Cet isotope injecté aux patients peut atteindre un organe cible rapidement et ainsi être visualisé par un système de détection. De quoi conduire à un diagnostic fiable. Le Tc est utilisé dans 80% des diagnostics en médecine nucléaire pour les scintigraphies qui explorent les affections des os, du cœur, des poumons, du rein, du foie, de la thyroïde, du cerveau, du système gastro-intestinal, etc.

Ces examens permettent de poser un diagnostic adéquat dans de nombreuses pathologies telles que le cancer, les infections et les inflammations, les troubles respiratoires, les maladies dégénératives du cerveau comme la maladie d’Alzheimer et les dysfonctionnements des glandes endocrines. Dans le cas du cancer, l’analyse de cette image de l’activité métabolique permet essentiellement de déterminer l’étendue de la maladie.

De multiples défis technologiques à résoudre

Remplacer des cibles d’uranium par des cibles de molybdène-100, et substituer des flux de neutrons d’un réacteur nucléaire par des électrons, ne se fait pas en un claquement de doigts.

« Cette technologie n’existe pas encore. Nous sommes ici en plein processus d’innovation », indique Veerle Van der Steen, directrice du projet Smart à l’IRE. « D’où les études en cours avec de multiples partenaires, dont les universités belges, pour valider la pertinence et la faisabilité des différentes étapes du processus envisagé ».

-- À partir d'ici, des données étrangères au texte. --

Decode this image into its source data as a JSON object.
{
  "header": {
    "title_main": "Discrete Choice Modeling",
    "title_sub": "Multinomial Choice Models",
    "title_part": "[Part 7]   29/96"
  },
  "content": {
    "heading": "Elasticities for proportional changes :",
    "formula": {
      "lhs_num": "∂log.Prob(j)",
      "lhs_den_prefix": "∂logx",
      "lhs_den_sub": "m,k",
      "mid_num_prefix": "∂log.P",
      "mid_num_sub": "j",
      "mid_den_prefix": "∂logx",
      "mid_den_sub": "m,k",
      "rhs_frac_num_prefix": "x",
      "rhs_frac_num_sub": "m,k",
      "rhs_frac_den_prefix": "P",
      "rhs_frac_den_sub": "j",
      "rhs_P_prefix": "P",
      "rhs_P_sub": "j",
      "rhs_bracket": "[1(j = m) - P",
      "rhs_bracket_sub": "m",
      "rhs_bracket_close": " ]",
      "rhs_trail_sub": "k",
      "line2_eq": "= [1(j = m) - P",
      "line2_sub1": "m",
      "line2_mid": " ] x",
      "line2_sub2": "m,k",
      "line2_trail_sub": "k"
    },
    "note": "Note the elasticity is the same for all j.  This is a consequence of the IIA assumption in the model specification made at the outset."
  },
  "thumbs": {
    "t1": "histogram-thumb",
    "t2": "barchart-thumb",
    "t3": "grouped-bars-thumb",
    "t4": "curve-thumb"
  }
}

Et l’IRE veut donner le tempo. L’Institut envisage de construire sur son site de Fleurus une toute nouvelle usine ainsi que son accélérateur d’électrons. « Le but est de démarrer la production de moly-99 au départ de moly-100 avant la fin de l’année 2028 », précise le directeur.

Plan de relance

Le projet est ambitieux. Son budget également. On parle de 256 millions d’euros. Une vingtaine de millions devraient venir de l’Union européenne dans le cadre de son plan de relance. Thomas Dermine, le Secrétaire d’Etat (PS) en charge de la relance (et de la recherche scientifique) se frotte les mains.

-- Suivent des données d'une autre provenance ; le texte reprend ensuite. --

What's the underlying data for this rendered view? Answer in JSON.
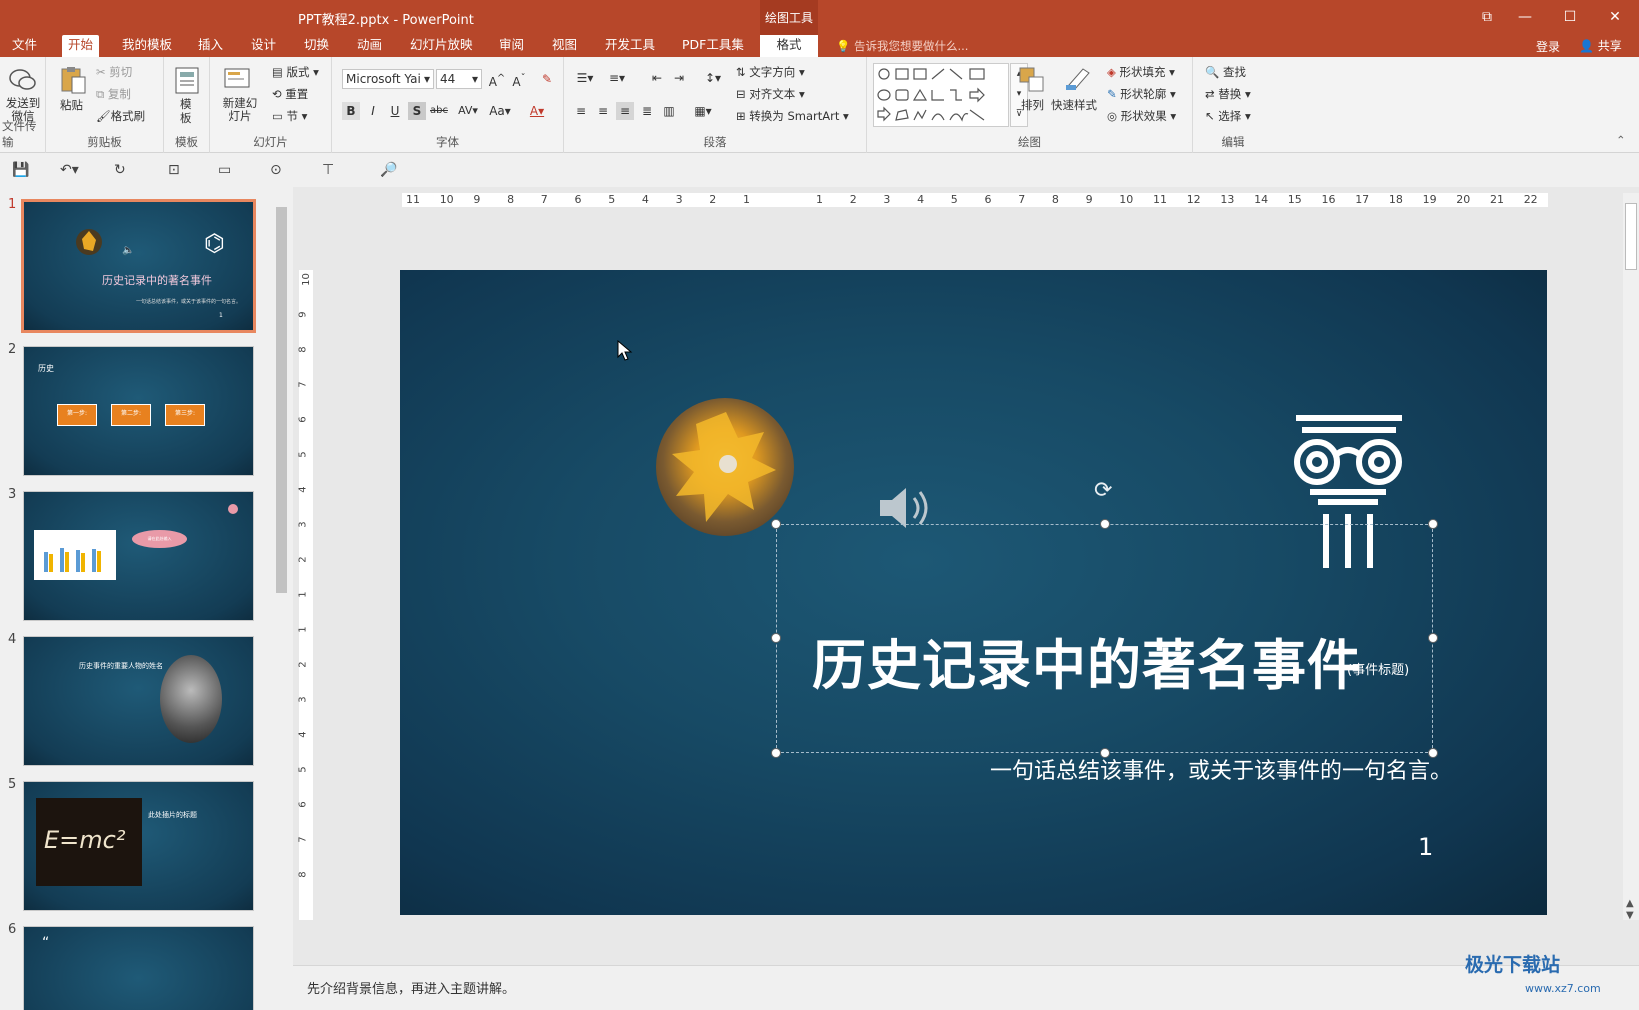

« L’IRE est une de nos pépites technologiques depuis 50 ans », dit-il. « Se projeter ainsi vers l’avenir aura des conséquences sur la vie des citoyens, sur notre savoir-faire, sur l’emploi…. mais aussi dans la lutte contre le cancer notamment. C’est une filière d’avenir. »

« Si aujourd’hui nous nous désengageons de la production nucléaire d’électricité, ce n’est clairement pas le cas en ce qui concerne la médecine nucléaire:  un domaine d’excellence en Belgique ».

Les 20 millions du plan de relance qui arriveront à l’IRE financeront une partie de la R&D. Principalement en ce qui concerne le design du nouveau système et les techniques de refroidissement des cibles de moly-100 qui seront bombardées pendant des jours par des flux d’électrons. Une fournaise à 400 degrés qu’il vaut mieux parfaitement maîtriser pour assurer la production des précieux isotopes médicaux.